Arranged MarriagesIn Agatha Christie’s Dead Man’s Folly, Hercule Poirot travels to Nasse House, in Nassecomb, to help his friend, detective story writer Ariadne Oliver. She’s at Nasse House on commission from its owner Sir George Stubbs; her task is to create a Murder Hunt as a part of the festivities for an upcoming fête. But Mrs. Oliver suspects that there’s more going on at Nasse House than preparations for the event. Poirot has agreed to look into the matter with her. On the day of the fête, fourteen-year-old Marlene Tucker, who was playing the part of the victim in the Murder Hunt, actually is killed. Poirot and Inspector Bland investigate to find out who was responsible. As a part of that investigation, Poirot wants to get to know the members of the household as well as possible. So he has a conversation with Amy Folliat, whose family used to own Nasse House, and who’s lived in the area all her life. In fact, Sir George married her ward Harriet ‘Hattie’.  Here’s what she and Poirot have to say about that marriage:
 

‘‘…I admit that I deliberately influenced her to accept him. If it had turned out badly –’ her voice faltered a little, ‘– it would have been my fault for urging her to marry a man so many years older than herself.’
‘It seems to me,’ said Poirot approvingly, ‘that you made there a most prudent arrangement for her… To arrange a good marriage, one must take more than romance into consideration.’’

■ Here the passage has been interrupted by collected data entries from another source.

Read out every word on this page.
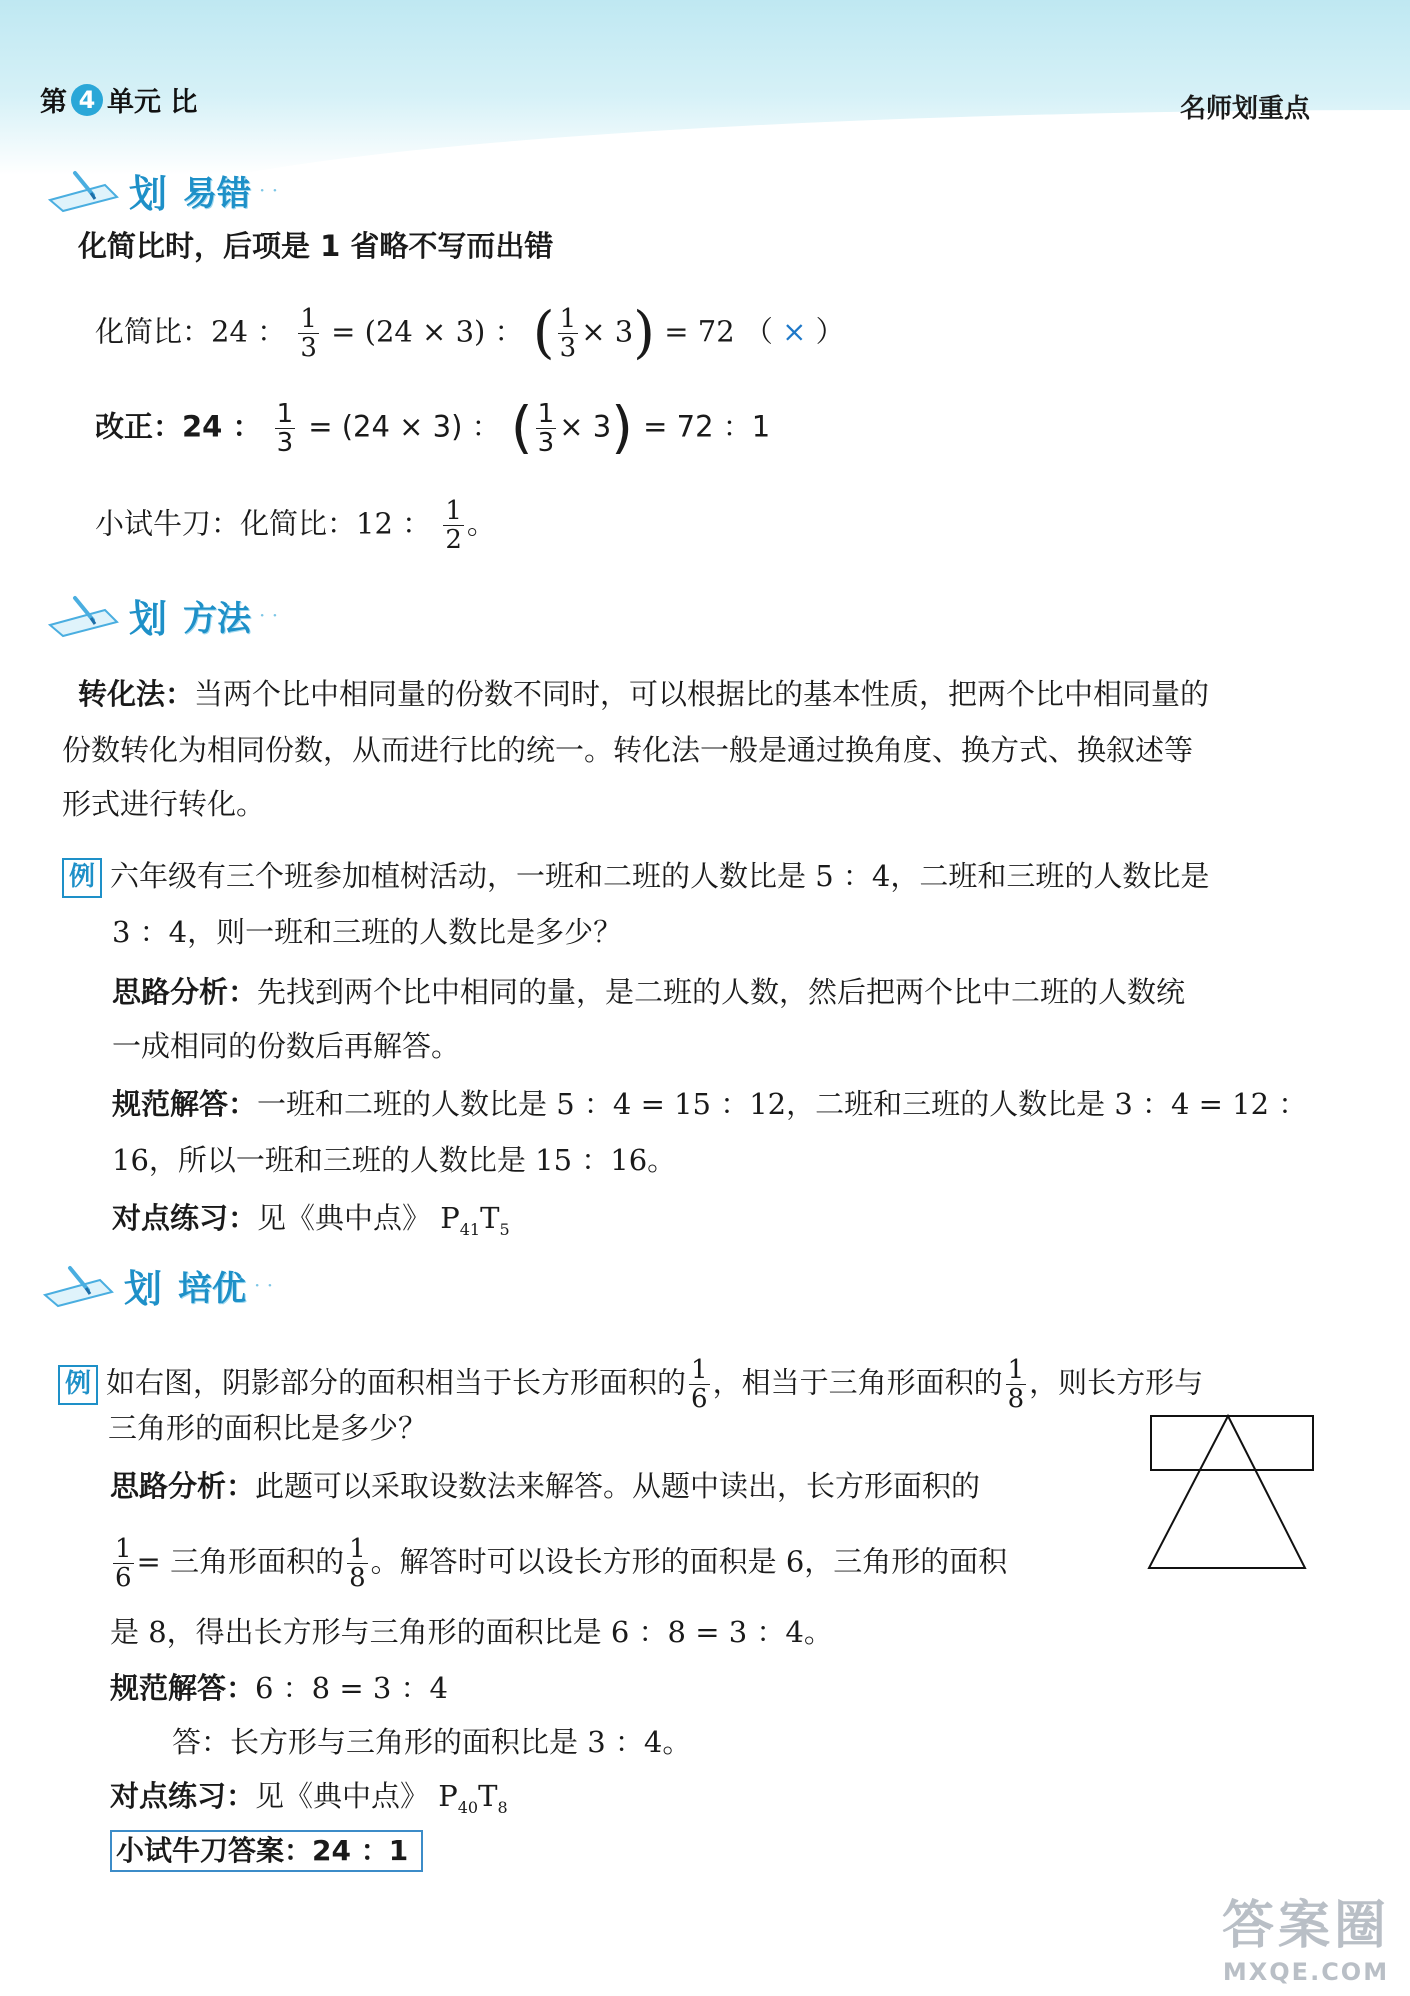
第 4 单元 比	名师划重点
划 易错 · ·
化简比时，后项是 1 省略不写而出错
化简比：24 ： $\frac{1}{3} = (24 \times 3)$ ： ( $\frac{1}{3} \times 3) = 72$ （ × ）
改正：24 ： $\frac{1}{3} = (24 \times 3)$ ： ( $\frac{1}{3} \times 3) = 72$ ：1
小试牛刀：化简比：12 ： $\frac{1}{2}$ 。
划 方法 · ·
转化法：当两个比中相同量的份数不同时，可以根据比的基本性质，把两个比中相同量的
份数转化为相同份数，从而进行比的统一。转化法一般是通过换角度、换方式、换叙述等
形式进行转化。
例 六年级有三个班参加植树活动，一班和二班的人数比是 5 ：4，二班和三班的人数比是
3 ：4，则一班和三班的人数比是多少？
思路分析：先找到两个比中相同的量，是二班的人数，然后把两个比中二班的人数统
一成相同的份数后再解答。
规范解答：一班和二班的人数比是 5 ：4 = 15 ：12，二班和三班的人数比是 3 ：4 = 12 ：
16，所以一班和三班的人数比是 15 ：16。
对点练习：见《典中点》 $P_{41}T_5$
划 培优 · ·
例 如右图，阴影部分的面积相当于长方形面积的 $\frac{1}{6}$ ，相当于三角形面积的 $\frac{1}{8}$ ，则长方形与
三角形的面积比是多少？
思路分析：此题可以采取设数法来解答。从题中读出，长方形面积的
$\frac{1}{6}$ = 三角形面积的 $\frac{1}{8}$ 。解答时可以设长方形的面积是 6，三角形的面积
是 8，得出长方形与三角形的面积比是 6 ：8 = 3 ：4。
规范解答：6 ：8 = 3 ：4
答：长方形与三角形的面积比是 3 ：4。
对点练习：见《典中点》 $P_{40}T_8$
小试牛刀答案：24 ：1
答案圈
MXQE.COM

Many modern people, especially members of Western cultures, might bristle at the idea of arranged marriages. But marriage arrangements are still common in many parts of the world. In those cultures, there’s logic to that. It’s believed that parents have their children’s best interests in mind, and are more mature. Who better to guide the choice of marriage partner?

Of course, not all parents do have their children’s best interests at heart, and they aren’t always mature. Still, as Poirot points out, there’s more to a good marriage than just emotions and romance (not, of course, that they don’t matter). So even in cultures where marriages aren’t formally arranged by the families, parents often weigh in on their children’s choices of partner. Caring parents want their children to make wise choices.

Arranged marriages have been a part of many societies for a long time, too, and certainly a part of crime fiction. For example, Robert van Gulik’s sleuth is Dee Jen-djieh, usually known as Judge Dee, who serves as Magistrate for the district of Lan-Fang, in the northwest of China. Judge Dee has three wives, a not-uncommon practice during the Tang Dynasty in which he lives. His marriage to his first (senior) wife was arranged by their families. He’s chosen his other two wives. And the custom of families arranging marriages is woven throughout the Judge Dee stories. It’s sometimes a very elaborate process, with ritual visits and gifts and planning.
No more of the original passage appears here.